Le futur, je crois que je me sentais en capacité d’agir dessus, de le changer. À l’inverse, le passé était immuable, nous ne pouvions y échapper. Pour moi le meilleur moyen de le maîtriser était de le comprendre. Ce que je voulais, c’était déchiffrer comment le monde fonctionnait et surtout, pourquoi comme ça ? Qui, quoi l’avait façonné de cette façon ?
Cela me paraissait une évidence qu’en étudiant le passé, je remontrai à la source de tout. J’avais en tête l’image de la bobine de fil qu’Ariane donne à Thésée pour retrouver son chemin dans le labyrinthe. Mon fil d’Ariane à moi, c’était comprendre le présent grâce au passé.
Chacun son Ariane
J’ai découvert au fil du temps que c’était différent pour chacun·e, que nous avions tous adopté des manières de lire le monde singulières. Certaines personnes observent le monde à travers le prisme de la physique. Pour eux, le monde est un ensemble d’atomes, de matière et de vide. D’autres l’interprètent par le prisme des langues, des mathématiques ou de la géologie.
J’eus la bonne surprise de comprendre qu’en étudiant l’Histoire, j’étudiais le monde à travers l’invention d’autres disciplines. Je lisais le monde aux moyens de l’agronomie, de l’économie, de la chimie, des langages, des mathématiques, de la physique. La découverte de ces systèmes rationnels sont notre histoire : ils furent moteurs et mécaniques du développement des sociétés humaines.
Ces façons de lire le monde sont des grilles de lecture qui nous aident à analyser et catégoriser notre environnement. Elles sont constituées de discours que l’Humanité a créé pour s’adapter et par la suite prendre des décisions logiques. Ces modes de pensée s’apposent tels des filtres sur ce que nous voyons, sentons, expérimentons. Ils prennent la forme de mots et constituent des idées. Au fur et à mesure que nous nous emparons de ces mots, nous commençons donc à apposer leur prisme sur notre réalité.

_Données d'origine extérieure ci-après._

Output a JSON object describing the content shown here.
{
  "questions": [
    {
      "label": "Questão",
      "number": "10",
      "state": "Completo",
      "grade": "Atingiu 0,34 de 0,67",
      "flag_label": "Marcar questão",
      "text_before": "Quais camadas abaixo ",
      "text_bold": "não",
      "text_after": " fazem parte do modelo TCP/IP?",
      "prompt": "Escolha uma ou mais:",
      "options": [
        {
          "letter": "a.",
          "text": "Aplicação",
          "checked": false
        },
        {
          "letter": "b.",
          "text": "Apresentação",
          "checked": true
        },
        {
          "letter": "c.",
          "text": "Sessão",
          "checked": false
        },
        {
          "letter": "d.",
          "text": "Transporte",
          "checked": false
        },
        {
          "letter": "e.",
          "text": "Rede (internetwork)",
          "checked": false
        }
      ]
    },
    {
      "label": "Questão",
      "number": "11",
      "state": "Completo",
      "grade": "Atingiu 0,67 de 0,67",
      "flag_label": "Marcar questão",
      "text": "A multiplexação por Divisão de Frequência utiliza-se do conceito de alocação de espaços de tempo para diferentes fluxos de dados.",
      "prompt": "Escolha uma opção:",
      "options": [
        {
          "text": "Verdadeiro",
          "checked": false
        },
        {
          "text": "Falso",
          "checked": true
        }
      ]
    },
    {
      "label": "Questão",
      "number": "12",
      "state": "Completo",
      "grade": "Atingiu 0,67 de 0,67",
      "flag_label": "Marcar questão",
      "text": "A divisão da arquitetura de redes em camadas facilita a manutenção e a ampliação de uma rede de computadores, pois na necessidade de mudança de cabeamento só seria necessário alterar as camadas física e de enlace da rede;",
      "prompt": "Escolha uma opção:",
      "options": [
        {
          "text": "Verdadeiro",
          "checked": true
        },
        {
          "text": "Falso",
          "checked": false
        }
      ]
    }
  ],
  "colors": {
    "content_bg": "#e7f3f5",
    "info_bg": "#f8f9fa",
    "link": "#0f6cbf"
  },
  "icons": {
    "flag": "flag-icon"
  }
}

Je fus frappée par cette idée à la lecture de cette phrase du penseur Krishnamurti :
« Ce sont les mots qui créés une séparation entre le fruit, la fleur, la plante et la racine ».
Krishnamurti
Selon cette idée, les mots ont le pouvoir de transformer notre vision du monde. Ainsi :
- Les bébés voient des formes colorées et des choses qui bougent.
- Les enfants voient des fleurs et des petites bêtes.
- Les plus vieux ont le choix. Ils peuvent voir la fleur, le dahlia, la tige-le pistil-les pétales et dessus l’insecte, la mouche, le drosophile mâle. Ou tout ensemble, un amas d’atomes constitués en un système.
L’archéologie du quotidien
Ma réalité est désormais transformée par le choix du prisme que j’ai choisi, qui est la discipline historique. Ainsi quand je suis dans une pièce, je ne vois plus seulement des meubles, des bibelots et de la tapisserie vieillie. J’y vois des chaises qui me content l’histoire du design et l’évolution des habitudes humaines. Des motifs qui me rappellent l’époque de l’entre-deux-guerre et la volonté de s’échapper de la grisaille de 14-18. Dans les bibelots parsemés ici ou là, les traces du colonialisme et la mode de l’exotisme.
Dans les intérieurs récents, on observe l’arrivée de la consommation de masse et le développement du prêt-à-porter et des meubles en kit.
Ainsi les couches successives des époques s’empilent les unes sur les autres jusqu’à créer un mille-feuille de mémoires. Pour moi, l’archéologie débute dans la pièce où je me trouve présente. Je me suis accoutrée des lunettes de lecture dont je me sépare difficilement.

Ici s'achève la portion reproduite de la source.